EL NEGRO LES SIENTA BIEN. Como a muchos que promedian la edad de quien aquí escribe, a mí me tocó descubrir a los australianos gracias al álbum “Back In Black”. Para entonces, algún que otro video del disco ya había logrado colarse en los pocos, qué digo, escasísimos espacios de la televisión local allá por 1980. Estaba el de “Hell’s Bells”, y el del que le daba título al disco… A decir verdad, esos dos enanos que se sacudían espásticamente sobre el escenario me tuvieron obsesionado durante un buen tiempo.
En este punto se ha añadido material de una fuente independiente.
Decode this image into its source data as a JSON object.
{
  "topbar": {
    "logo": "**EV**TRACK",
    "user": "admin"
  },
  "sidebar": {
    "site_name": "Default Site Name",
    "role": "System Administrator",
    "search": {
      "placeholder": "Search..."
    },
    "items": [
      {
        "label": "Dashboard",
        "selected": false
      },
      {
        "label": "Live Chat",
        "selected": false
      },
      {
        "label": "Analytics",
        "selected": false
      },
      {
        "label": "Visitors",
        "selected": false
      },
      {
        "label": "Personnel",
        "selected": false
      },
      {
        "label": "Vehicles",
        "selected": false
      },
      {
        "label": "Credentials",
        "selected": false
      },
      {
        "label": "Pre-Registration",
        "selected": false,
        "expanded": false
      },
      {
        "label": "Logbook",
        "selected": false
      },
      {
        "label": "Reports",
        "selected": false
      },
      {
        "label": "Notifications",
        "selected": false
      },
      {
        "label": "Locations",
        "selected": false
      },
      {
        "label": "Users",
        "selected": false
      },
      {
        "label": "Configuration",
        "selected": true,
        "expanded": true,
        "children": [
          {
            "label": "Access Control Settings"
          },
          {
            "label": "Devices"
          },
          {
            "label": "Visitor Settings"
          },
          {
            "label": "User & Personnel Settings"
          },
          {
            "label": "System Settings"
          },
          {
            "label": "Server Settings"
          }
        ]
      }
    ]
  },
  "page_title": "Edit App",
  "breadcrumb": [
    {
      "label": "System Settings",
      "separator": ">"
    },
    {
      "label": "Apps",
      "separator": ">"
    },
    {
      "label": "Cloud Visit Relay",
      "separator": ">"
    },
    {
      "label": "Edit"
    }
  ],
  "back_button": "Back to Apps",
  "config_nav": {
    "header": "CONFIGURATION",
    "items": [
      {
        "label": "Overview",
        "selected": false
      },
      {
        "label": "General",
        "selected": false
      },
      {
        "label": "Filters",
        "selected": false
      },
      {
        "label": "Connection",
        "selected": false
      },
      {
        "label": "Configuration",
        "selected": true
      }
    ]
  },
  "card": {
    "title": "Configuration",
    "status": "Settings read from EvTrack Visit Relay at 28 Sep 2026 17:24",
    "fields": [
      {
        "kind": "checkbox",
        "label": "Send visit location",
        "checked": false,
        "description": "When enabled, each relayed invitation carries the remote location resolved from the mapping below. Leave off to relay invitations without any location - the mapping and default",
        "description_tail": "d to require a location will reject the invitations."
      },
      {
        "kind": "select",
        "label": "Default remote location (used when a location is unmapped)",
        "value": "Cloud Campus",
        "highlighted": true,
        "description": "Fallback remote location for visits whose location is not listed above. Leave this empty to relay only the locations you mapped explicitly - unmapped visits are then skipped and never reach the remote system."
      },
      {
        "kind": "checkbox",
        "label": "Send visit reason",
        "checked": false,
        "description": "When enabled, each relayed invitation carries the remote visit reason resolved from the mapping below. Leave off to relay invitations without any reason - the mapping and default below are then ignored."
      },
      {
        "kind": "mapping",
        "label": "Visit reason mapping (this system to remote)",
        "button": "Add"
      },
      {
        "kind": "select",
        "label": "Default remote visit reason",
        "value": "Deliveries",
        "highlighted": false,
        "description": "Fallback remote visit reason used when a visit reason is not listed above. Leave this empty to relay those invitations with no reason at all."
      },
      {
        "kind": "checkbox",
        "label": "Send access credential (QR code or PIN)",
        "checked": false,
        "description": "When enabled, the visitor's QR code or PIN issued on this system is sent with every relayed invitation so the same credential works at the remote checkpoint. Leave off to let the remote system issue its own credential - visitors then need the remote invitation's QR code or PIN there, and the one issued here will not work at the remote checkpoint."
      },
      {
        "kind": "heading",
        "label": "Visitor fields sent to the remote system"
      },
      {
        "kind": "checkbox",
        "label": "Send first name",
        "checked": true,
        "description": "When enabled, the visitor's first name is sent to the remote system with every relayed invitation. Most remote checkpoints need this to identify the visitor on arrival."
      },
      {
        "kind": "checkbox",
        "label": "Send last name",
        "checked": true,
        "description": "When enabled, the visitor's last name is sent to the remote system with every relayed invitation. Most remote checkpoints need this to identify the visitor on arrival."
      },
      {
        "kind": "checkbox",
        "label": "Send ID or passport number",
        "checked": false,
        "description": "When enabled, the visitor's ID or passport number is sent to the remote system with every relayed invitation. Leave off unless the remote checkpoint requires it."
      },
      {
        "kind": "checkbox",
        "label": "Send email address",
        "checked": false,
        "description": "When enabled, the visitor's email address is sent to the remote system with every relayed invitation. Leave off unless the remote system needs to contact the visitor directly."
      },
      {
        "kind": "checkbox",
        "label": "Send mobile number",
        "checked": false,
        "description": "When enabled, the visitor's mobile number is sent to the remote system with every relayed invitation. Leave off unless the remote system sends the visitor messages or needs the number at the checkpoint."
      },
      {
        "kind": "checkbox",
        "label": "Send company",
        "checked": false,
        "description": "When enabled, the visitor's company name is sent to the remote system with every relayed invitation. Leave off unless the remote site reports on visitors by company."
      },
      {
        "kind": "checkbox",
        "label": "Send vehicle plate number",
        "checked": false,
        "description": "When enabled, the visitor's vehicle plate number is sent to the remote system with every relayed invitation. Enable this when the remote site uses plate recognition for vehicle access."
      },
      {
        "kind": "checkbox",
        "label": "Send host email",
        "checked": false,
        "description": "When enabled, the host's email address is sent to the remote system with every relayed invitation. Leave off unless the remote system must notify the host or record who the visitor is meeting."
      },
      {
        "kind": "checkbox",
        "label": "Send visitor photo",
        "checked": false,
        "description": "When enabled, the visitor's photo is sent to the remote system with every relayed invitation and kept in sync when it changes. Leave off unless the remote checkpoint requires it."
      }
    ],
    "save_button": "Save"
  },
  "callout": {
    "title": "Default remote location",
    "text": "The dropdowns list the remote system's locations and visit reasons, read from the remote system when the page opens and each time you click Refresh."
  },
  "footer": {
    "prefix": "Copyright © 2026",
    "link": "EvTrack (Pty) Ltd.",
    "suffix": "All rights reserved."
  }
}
Estaban las fotos que aparecían en las revistas, claro, pero no alcanzaba. Por tal motivo hubo una mañana de sábado de ese mismo año en que me tomé el colectivo, me bajé en Paraguay y Florid, y me dirigí a una disquería de importados que estaba en la Galería Del Sol para hacerme del LP, recién llegadito del exterior. ¿Qué era esa tapa negra y por qué motivo las letras que aparecían sobre ésta eran del mismo color, casi ilegibles? Todo pasó a segundo plano desde que puse el disco en casa por primera vez, aún cuando no tenía mejor equipamiento para reproducirlo que el viejo tocadiscos Winco de la familia (con un solo parlante incrustado en el mismísimo aparto, y sin siquiera parlantes exteriores). Pero nada podía impedir que lo salía de allí fuera encantador: a mí me encantaba ese sonido. Los chirridos de Brian Johnson todavía no habían llegado a perturbarme tanto como lo lograrían con el correr de los años (paralelamente sin nunca dejar de lamentar la muerte del gran Bon Scott, la primera baja en la historia de la banda), pero uno pagaba el precio que tenía que pagar con la condición de poder disfrutar de aquellos mágicos riffs de los hermanos Young, que no paraban de embrujarme. Algunos años más tarde tendríamos la posibilidad de ir al cine a ver “Let There Be Rock”, así saldando el recóndito deseo de poder verlos en vivo, si bien en una pantalla, mucho antes de su desembarco en vivo y en directo en el país décadas después.
GUITARRA, VAS A LLORAR. Malcolm Young no necesitaba morirse para convertirse en músico “de culto”. Su importancia es tal que ya se había ganado los laureles en vida. Ni siquiera su problemas de salud que fueron de la adicción al alcohol hasta la demencia, situación que lo obligó a abandonar la banda hace algo más de 3 años, hubieran logrado impedir la distinción. Nos quedamos sin el chico de la remera sin mangas, el de los eternos pantalones gastados, y hay una guitarra Gretsch G6131, la misma de la cual salieron algunos de los mejores riffs de la historia del rock and roll, que llora desconsoladamente porque su dueño no va a poder volver a tocarla.